In his statement to Drop Site News, Patel, the State Department Spokesperson, claimed: “We have intervened directly with the Israeli government on multiple occasions to insist they improve deconfliction mechanisms to avoid harm to humanitarian workers. Strikes on humanitarian workers are unacceptable, and Israel has a responsibility to do everything in its power to avoid them.” Patel’s statement did not specify whether the U.S. has insisted Israel abandon its policy of targeting the Palestinian civil police or armed escorts of aid, nor reiterated their previously reported“concern” over the policy.
On August 29th, the Israeli military assassinated four Palestinian aid delivery workers who accompanied a convoy organized by the U.S.-based NGO Anera.

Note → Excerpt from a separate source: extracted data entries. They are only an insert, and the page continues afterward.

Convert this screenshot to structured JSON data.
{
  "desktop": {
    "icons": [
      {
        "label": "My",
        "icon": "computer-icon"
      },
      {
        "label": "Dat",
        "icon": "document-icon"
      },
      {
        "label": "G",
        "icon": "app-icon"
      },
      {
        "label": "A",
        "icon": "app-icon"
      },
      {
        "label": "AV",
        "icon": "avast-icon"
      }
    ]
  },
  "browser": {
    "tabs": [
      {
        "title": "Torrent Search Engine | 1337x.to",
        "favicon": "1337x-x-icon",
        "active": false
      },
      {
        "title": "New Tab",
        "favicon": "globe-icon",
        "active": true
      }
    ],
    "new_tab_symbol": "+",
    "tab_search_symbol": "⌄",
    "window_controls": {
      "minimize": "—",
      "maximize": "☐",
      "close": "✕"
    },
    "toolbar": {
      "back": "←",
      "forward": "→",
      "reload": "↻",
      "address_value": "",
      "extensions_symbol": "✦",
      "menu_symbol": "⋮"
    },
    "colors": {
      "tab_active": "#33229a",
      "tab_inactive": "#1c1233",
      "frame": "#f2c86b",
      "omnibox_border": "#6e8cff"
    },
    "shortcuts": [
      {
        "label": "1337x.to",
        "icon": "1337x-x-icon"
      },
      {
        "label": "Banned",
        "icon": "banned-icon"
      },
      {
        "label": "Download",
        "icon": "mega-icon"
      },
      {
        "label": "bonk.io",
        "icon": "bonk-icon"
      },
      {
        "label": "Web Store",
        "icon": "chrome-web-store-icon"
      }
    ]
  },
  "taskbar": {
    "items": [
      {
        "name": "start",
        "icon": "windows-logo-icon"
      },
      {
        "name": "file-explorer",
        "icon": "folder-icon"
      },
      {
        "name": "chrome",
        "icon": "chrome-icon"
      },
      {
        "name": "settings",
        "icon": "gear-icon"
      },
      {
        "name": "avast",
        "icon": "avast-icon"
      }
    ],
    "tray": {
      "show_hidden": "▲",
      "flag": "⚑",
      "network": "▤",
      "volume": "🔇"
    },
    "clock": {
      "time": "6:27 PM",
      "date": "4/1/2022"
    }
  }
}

Again, the Israeli government cited the operational policy of targeting armed forces who assume control of the aid as justification for the strike.
Devastating Effects
The results of the starvation policies in Gaza are no longer a matter of speculation. A study conducted by scholars from various Gaza universities, all of which have now been destroyed by the Israeli military, found the average Palestinian in the Strip has lost over 10 kilograms (or 22 pounds) in weight since October 7, 2023 and the number of underweight individuals has quadrupled. The Global Nutrition Cluster, which coordinates the activity of various NGOs combating malnutrition, assesses that over 50,000 children under the age of 5 require acute malnutrition treatment services.
“We know that this can have lifelong detrimental effects on children. Even a short period of malnutrition, let alone one that lasts a year,” said Dr. Yara Asi, co-director of the Palestine Program for Health and Human Rights at Harvard University.
Cognitive growth is slowed, so these children will perform worse in schools. They will be less able to participate in the economy. Physically stunted growth, which is when children do not grow at the normal pace, cannot be reversed.
“Their bodies will be permanently stunted as a result of the malnutrition they experienced as children,” Asi continued.
There’s likely other effects that we just have not been able to study. You’ll find little surveys done from contexts around the world that look at this in the long term, but they almost all say we simply don’t know enough to know how these children are going to grow up.
As the U.S. was busy formulating the policies that brought about this outcome, it has simultaneously sought to help Israel construct a narrative that would help it carry on starving the population of Gaza unimpeded. “The images [seen] in America are brutal. There are enemies of Israel that are actively telling the story in a very negative way, and there are a lot of things that can be pointed to if that’s the view you’re taking,” U.S. ambassador to Israel, Jack Lew, told a crowd of Israeli academics in July.
Israel needs to tell the story that it is making sure that people are getting what they need for there not to be a famine.
The State Department, meanwhile, continuously offered lip service to the suffering of Palestinians. When asked about the U.S.’s responsibility for the spread of starvation in Gaza, State Department spokesperson Matthew Miller responded:
It is the United States that has secured all of the major agreements to get more humanitarian assistance into Gaza going back to the very early days, the first week after October 7th, when the Secretary traveled to the region and the President traveled to Israel, and together convinced Israel to open Rafah crossing to allow humanitarian assistance in.
In fact, Blinken and Biden’s visit resulted in the formulation of the Israeli policy of starvation as it stands today. “The United States, including Blinken and others, have legitimized this tactic,” said Asi. “Starvation as a weapon of war is okay as long as we agree with your aims.” That U.S.-approved policy was then implemented using U.S.-manufactured weapons, with the backing of U.S.-imposed sanctions, under the veil of a U.S.-constructed narrative.